How does Black Lives Matter cross borders?
From: Joshua Guild
Date: September 24, 2015, 11:12am
Thanks to all of you for these thoughtful and challenging opening provocations. There are many directions the conversation could go from here, and a host of themes/topics I hope we can delve into more deeply as we continue. But one of the things that strikes me the most in reading back over the contributions thus far are the multiple invocations of the international, the global, and the imperial.
Charlene characterized BLM as being at once “hyper-local and internationalist,” which I think is a useful framing and one that demands our further attention. Rinaldo and Joy both asked us to think about how BLM has been shaped by Obama’s role as the black face of the American Empire. Though I think she was making a slightly different point, Imani invoked Hall to ask, “What is this ‘Black’ in Black Lives Matter?”

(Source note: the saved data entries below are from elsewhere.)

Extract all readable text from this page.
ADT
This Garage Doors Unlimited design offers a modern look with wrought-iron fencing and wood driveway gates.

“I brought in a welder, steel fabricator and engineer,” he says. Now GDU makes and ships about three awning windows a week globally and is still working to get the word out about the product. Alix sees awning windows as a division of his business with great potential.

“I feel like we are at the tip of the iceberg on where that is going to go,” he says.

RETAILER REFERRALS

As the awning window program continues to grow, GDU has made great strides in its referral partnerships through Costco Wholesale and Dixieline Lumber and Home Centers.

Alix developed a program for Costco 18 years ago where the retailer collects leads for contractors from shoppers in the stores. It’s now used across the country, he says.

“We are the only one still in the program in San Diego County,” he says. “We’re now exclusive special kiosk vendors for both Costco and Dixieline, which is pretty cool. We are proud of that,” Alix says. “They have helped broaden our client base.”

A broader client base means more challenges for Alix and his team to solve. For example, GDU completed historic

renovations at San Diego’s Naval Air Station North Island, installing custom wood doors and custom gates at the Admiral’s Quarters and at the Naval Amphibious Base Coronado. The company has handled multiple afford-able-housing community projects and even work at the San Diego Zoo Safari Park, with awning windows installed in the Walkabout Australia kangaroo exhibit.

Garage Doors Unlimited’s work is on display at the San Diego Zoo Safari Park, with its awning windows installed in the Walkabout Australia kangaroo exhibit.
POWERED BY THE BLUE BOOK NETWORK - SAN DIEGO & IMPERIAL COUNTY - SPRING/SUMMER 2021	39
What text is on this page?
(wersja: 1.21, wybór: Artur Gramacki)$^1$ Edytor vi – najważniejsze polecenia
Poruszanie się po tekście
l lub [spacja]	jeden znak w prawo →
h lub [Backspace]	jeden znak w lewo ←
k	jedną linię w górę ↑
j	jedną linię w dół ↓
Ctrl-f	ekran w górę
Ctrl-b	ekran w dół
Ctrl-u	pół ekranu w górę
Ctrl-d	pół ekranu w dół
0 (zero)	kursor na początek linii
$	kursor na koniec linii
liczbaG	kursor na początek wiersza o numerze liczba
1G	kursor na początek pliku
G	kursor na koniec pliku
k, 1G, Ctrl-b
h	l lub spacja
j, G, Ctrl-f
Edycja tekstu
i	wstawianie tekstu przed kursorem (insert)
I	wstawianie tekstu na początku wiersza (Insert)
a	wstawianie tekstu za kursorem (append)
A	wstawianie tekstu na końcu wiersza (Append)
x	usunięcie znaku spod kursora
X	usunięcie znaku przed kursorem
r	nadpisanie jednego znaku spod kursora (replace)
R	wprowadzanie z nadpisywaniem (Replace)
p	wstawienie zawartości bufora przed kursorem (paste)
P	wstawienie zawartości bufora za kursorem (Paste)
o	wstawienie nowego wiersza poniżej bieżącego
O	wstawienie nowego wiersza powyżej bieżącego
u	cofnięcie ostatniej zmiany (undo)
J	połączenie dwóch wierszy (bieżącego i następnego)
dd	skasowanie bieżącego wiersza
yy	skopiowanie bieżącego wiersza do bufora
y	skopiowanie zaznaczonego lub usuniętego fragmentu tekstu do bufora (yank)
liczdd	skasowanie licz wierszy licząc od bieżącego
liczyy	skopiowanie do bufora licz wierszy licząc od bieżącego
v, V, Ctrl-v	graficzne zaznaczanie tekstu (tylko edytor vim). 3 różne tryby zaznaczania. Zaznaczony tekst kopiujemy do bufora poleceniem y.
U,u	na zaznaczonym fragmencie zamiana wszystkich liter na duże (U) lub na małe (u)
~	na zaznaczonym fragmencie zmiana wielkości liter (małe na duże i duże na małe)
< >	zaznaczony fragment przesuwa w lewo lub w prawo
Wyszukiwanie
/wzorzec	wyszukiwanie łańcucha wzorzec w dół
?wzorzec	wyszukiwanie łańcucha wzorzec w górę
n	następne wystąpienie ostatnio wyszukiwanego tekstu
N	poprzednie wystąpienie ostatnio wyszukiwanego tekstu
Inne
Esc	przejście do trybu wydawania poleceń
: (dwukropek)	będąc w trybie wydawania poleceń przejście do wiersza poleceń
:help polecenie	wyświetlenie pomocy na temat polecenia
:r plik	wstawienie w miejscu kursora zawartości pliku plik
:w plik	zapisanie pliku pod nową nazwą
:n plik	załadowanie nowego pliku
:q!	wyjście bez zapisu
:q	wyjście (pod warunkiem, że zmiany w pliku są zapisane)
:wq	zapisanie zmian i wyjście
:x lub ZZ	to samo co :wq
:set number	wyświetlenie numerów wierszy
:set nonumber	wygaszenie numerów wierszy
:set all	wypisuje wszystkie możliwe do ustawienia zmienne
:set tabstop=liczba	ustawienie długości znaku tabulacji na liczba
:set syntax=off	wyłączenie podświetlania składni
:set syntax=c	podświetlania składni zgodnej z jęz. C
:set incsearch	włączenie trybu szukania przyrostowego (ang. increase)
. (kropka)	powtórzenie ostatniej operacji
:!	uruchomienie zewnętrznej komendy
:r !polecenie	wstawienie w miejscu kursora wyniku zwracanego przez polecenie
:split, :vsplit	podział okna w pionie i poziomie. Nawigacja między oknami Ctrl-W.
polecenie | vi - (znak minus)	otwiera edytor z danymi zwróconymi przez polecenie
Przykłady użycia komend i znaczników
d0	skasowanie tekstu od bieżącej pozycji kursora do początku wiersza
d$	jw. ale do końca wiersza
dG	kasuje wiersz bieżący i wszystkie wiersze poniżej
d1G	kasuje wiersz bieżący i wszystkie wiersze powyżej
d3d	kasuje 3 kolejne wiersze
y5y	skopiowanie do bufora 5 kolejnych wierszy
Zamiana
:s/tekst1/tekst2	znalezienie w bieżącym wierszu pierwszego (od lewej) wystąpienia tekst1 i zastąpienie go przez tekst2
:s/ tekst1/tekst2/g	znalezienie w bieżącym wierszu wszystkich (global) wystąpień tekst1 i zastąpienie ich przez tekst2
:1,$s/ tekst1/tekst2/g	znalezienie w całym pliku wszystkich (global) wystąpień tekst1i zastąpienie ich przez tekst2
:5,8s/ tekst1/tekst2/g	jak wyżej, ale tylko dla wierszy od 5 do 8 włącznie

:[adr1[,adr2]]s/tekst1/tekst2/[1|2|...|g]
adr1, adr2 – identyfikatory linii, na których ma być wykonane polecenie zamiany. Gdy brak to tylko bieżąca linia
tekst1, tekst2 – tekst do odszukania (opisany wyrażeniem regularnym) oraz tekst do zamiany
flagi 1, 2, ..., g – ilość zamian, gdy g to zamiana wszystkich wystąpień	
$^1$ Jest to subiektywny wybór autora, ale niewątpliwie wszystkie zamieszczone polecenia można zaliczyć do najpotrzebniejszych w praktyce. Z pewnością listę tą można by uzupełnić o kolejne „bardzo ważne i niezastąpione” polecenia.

One entry point into trying to answer that question, it seems to me, is to think more expansively about BLM in relation to non-U.S. blacks, both inside and outside the nation. Jessica argues that, “#BlackLivesMatter demands a radical seeing of each other — intra-black, infrared, diasporic, futuristic, historic, archived and unimaginable.” If this is so, how might we reflect on the ongoing violent expulsions of Dominicans of Haitian descent from the D.R. in this context? Or consider the human rights crisis of migrant deaths, detention, and marginalization occasioned by “Fortress Europe?” Or the global response to epidemics in West Africa and Haiti and what Peter James Hudson and Jemima Pierre refer to as “the epidemiology of anti-blackness?”
This is the challenge of black studies, as Christina Sharpe puts it, “in the wake.”
So, as the movement enters into what Keeanga refers to as its “second phase,” how might it balance local, national, and transnational concerns simultaneously? What manifestations of BLM are best suited for this work? Are there risks to the movement — and whatever successes it has achieved thus far — in broadening its primary focus beyond systemic anti-black state violence in the U.S.? What are the consequences of not doing so? What does history offer in this regard, either in terms of cautionary tales or models of organizing?